The answer of course is no it wouldn't. When faced with these facts , fundamentalist Christians generally fire back with three arguments. The first, is the claim that God says being gay is
sinful because the bible says so. This might make sense if the United States was a theocracy where church ruled the state. Then divorce would be a criminal offense. The fifty percent of
heterosexual couples that avail themselves of divorce I am sure are thankful this is not the case.

The second argument is even more fun. Allowing gay marriage will lead to polygamy, bestiality, pedophile marriages, and who knows what else. Yet civil marriage is and has only ever been
about two and ONLY two consenting adults of no direct family relation. Find me the person who truly wants to marry their dog, and for that matter, find me a dog who is over 18 years old, can
read and then sign a marriage application and can then say the words "I do". Then this argument might be worth taking seriously.

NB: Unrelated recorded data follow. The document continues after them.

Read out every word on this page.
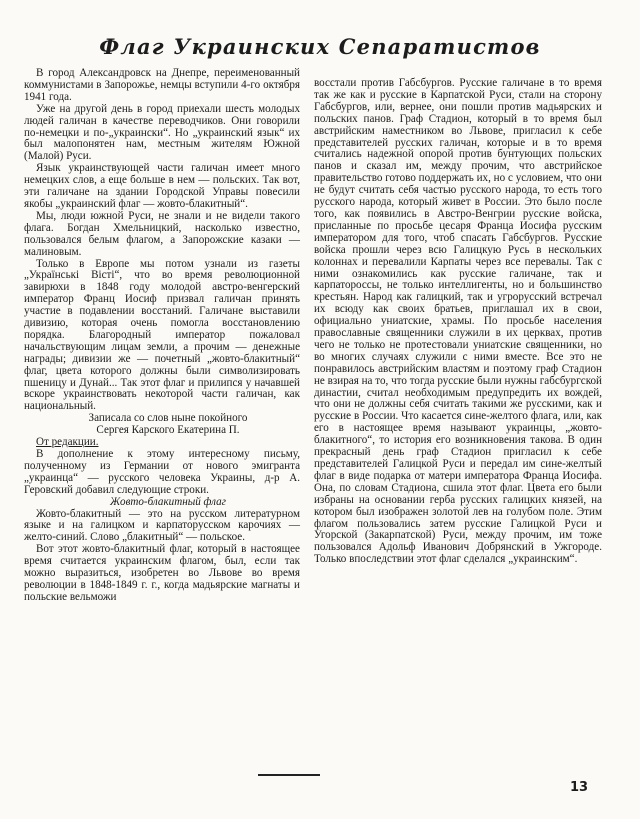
Флаг Украинских Сепаратистов

В город Александровск на Днепре, переименованный коммунистами в Запорожье, немцы вступили 4-го октября 1941 года.

Уже на другой день в город приехали шесть молодых людей галичан в качестве переводчиков. Они говорили по-немецки и по-„украински“. Но „украинский язык“ их был малопонятен нам, местным жителям Южной (Малой) Руси.

Язык украинствующей части галичан имеет много немецких слов, а еще больше в нем — польских. Так вот, эти галичане на здании Городской Управы повесили якобы „украинский флаг — жовто-блакитный“.

Мы, люди южной Руси, не знали и не видели такого флага. Богдан Хмельницкий, насколько известно, пользовался белым флагом, а Запорожские казаки — малиновым.

Только в Европе мы потом узнали из газеты „Українські Вісті“, что во время революционной завирюхи в 1848 году молодой австро-венгерский император Франц Иосиф призвал галичан принять участие в подавлении восстаний. Галичане выставили дивизию, которая очень помогла восстановлению порядка. Благородный император пожаловал начальствующим лицам земли, а прочим — денежные награды; дивизии же — почетный „жовто-блакитный“ флаг, цвета которого должны были символизировать пшеницу и Дунай... Так этот флаг и прилипся у начавшей вскоре украинствовать некоторой части галичан, как национальный.

Записала со слов ныне покойного

Сергея Карского Екатерина П.

От редакции.

В дополнение к этому интересному письму, полученному из Германии от нового эмигранта „украинца“ — русского человека Украины, д-р А. Геровский добавил следующие строки.

Жовто-блакитный флаг

Жовто-блакитный — это на русском литературном языке и на галицком и карпаторусском карочиях — желто-синий. Слово „блакитный“ — польское.

Вот этот жовто-блакитный флаг, который в настоящее время считается украинским флагом, был, если так можно выразиться, изобретен во Львове во время революции в 1848-1849 г. г., когда мадьярские магнаты и польские вельможи

восстали против Габсбургов. Русские галичане в то время так же как и русские в Карпатской Руси, стали на сторону Габсбургов, или, вернее, они пошли против мадьярских и польских панов. Граф Стадион, который в то время был австрийским наместником во Львове, пригласил к себе представителей русских галичан, которые и в то время считались надежной опорой против бунтующих польских панов и сказал им, между прочим, что австрийское правительство готово поддержать их, но с условием, что они не будут считать себя частью русского народа, то есть того русского народа, который живет в России. Это было после того, как появились в Австро-Венгрии русские войска, присланные по просьбе цесаря Франца Иосифа русским императором для того, чтоб спасать Габсбургов. Русские войска прошли через всю Галицкую Русь в нескольких колоннах и перевалили Карпаты через все перевалы. Так с ними ознакомились как русские галичане, так и карпатороссы, не только интеллигенты, но и большинство крестьян. Народ как галицкий, так и угрорусский встречал их всюду как своих братьев, приглашал их в свои, официально униатские, храмы. По просьбе населения православные священники служили в их церквах, против чего не только не протестовали униатские священники, но во многих случаях служили с ними вместе. Все это не понравилось австрийским властям и поэтому граф Стадион не взирая на то, что тогда русские были нужны габсбургской династии, считал необходимым предупредить их вождей, что они не должны себя считать такими же русскими, как и русские в России. Что касается сине-желтого флага, или, как его в настоящее время называют украинцы, „жовто-блакитного“, то история его возникновения такова. В один прекрасный день граф Стадион пригласил к себе представителей Галицкой Руси и передал им сине-желтый флаг в виде подарка от матери императора Франца Иосифа. Она, по словам Стадиона, сшила этот флаг. Цвета его были избраны на основании герба русских галицких князей, на котором был изображен золотой лев на голубом поле. Этим флагом пользовались затем русские Галицкой Руси и Угорской (Закарпатской) Руси, между прочим, им тоже пользовался Адольф Иванович Добрянский в Ужгороде. Только впоследствии этот флаг сделался „украинским“.

13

The third argument used against gay marriage is actually a bit more honest on their part. Conservative evangelicals say that gay marriage cheapens or lessens the value of the institution of marriage in the eyes of society. But since none of the marriage rights or benefits that straight couples have would change if gays were able to marry, what opponents of gay marriage are really saying is that letting gay couples marry cheapens their straight marriages in their eyes. Letting gays and lesbians get married means they now have a right that only heterosexuals had. And that makes them mad. It's not just that Dobson and the like want to prevent gays and lesbians from having equal rights, they want make sure that gays and lesbians have as few rights as possible, if any at all. They see equal rights for everyone as an attack on them.

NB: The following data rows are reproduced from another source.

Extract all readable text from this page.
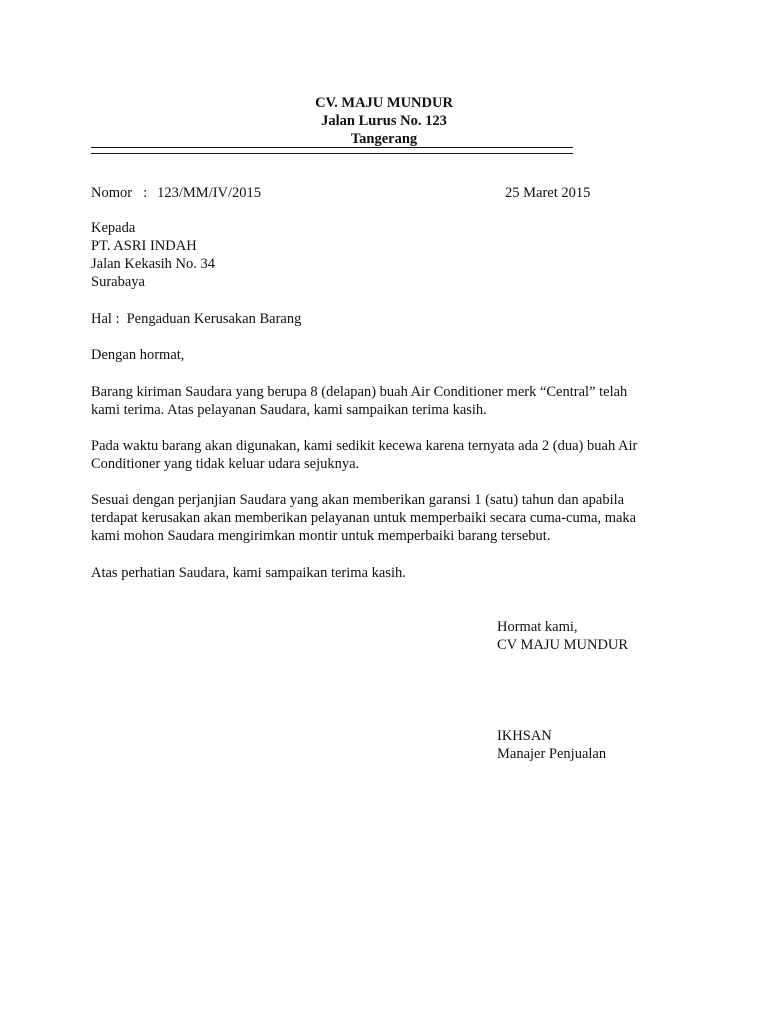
CV. MAJU MUNDUR
Jalan Lurus No. 123
Tangerang
Nomor : 123/MM/IV/2015	25 Maret 2015
Kepada
PT. ASRI INDAH
Jalan Kekasih No. 34
Surabaya
Hal : Pengaduan Kerusakan Barang
Dengan hormat,
Barang kiriman Saudara yang berupa 8 (delapan) buah Air Conditioner merk “Central” telah
kami terima. Atas pelayanan Saudara, kami sampaikan terima kasih.
Pada waktu barang akan digunakan, kami sedikit kecewa karena ternyata ada 2 (dua) buah Air
Conditioner yang tidak keluar udara sejuknya.
Sesuai dengan perjanjian Saudara yang akan memberikan garansi 1 (satu) tahun dan apabila
terdapat kerusakan akan memberikan pelayanan untuk memperbaiki secara cuma-cuma, maka
kami mohon Saudara mengirimkan montir untuk memperbaiki barang tersebut.
Atas perhatian Saudara, kami sampaikan terima kasih.
Hormat kami,
CV MAJU MUNDUR
IKHSAN
Manajer Penjualan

That's interesting. Even though James Dobson's marriage clearly would not change in ANY way, he firmly believes that his marriage would lose value, status and might even come to an end, if gay couples were able to marry. It suddenly occurred to me there is another word for someone who is irrationally fixed on the artificial preservation of inequality that they feel is in their favor. Merriam-Webster's dictionary has the same word for it.

Bigot
Pronunciation: 'bi-get
Function: noun
Etymology: Middle French, hypocrite, bigot
1: a person obstinately or intolerantly devoted to his or her own opinions and prejudices


This small group of even smaller minds, who out of fear of losing what they feel is their superiority, want to take their religious beliefs and codify them into civil law, then force them on the rest of us.

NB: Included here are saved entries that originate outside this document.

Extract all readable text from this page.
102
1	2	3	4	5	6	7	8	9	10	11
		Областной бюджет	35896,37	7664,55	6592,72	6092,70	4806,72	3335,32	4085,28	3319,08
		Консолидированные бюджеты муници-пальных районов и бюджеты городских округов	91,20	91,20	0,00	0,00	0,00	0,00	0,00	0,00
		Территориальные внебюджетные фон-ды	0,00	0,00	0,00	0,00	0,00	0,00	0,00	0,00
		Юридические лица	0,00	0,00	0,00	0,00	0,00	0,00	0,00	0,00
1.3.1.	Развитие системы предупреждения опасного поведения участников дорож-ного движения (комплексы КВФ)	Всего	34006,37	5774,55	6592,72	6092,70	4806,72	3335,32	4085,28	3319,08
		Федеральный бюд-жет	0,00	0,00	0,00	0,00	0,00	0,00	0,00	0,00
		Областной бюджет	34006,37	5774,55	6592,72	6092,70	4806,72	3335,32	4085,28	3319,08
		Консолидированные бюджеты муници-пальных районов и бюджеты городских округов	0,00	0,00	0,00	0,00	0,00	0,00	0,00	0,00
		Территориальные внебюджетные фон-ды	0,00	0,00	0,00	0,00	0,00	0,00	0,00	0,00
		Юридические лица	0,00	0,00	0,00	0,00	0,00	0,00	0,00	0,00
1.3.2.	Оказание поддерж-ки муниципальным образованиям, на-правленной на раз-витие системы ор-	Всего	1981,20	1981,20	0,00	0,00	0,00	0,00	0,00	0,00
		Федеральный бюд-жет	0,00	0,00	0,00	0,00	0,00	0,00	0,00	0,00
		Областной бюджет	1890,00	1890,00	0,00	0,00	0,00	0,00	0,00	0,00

They are bigots. And it is long past time we said so.


Yahoo! Group at http://groups.yahoo.com/group/gay-politics/

2 comments:

HDcanuck said...

Perhaps Focus on the Family will go the way of the Christian Coalition... At any rate, I doubt that what Focus on the Family has to say about gay marriage, or the sky falling in general, will be of much consequence. Gay marriage is the law of the land and all but a few get up every day, look outside, and see that the sky is indeed NOT falling. The following is from 365gay.com:

(Columbia, South Carolina) The once influential Christian Coalition has struggled to raise money and pay its bills, but the group's executive director says it will survive.

Once a voice for traditional family values, the group has moved its headquarters to Charleston where national executive director Roberta Combs spends most of her time. The group had as many as 25 paid full-time staffers at its headquarters in Washington in its heyday in 1994 but now has 10 full-time staff there.

"The coalition as we knew it doesn't exist," says Lois Eargle, former chairwoman of the Horry County Christian Coalition.

Politicagrll said...

Focus on Family is actually involved in Canadian politics, so it's not just a problem from far away. They helped print the initial postcards against SSM and provided a lot of the advice for those who were against SSM later.

Personally i think the most pressing thing is to try and make sure we don't "import" US type groups like Focus on Family.

Seems to me that the Christian Coalition is gone but the ideas are still there and being active in the US.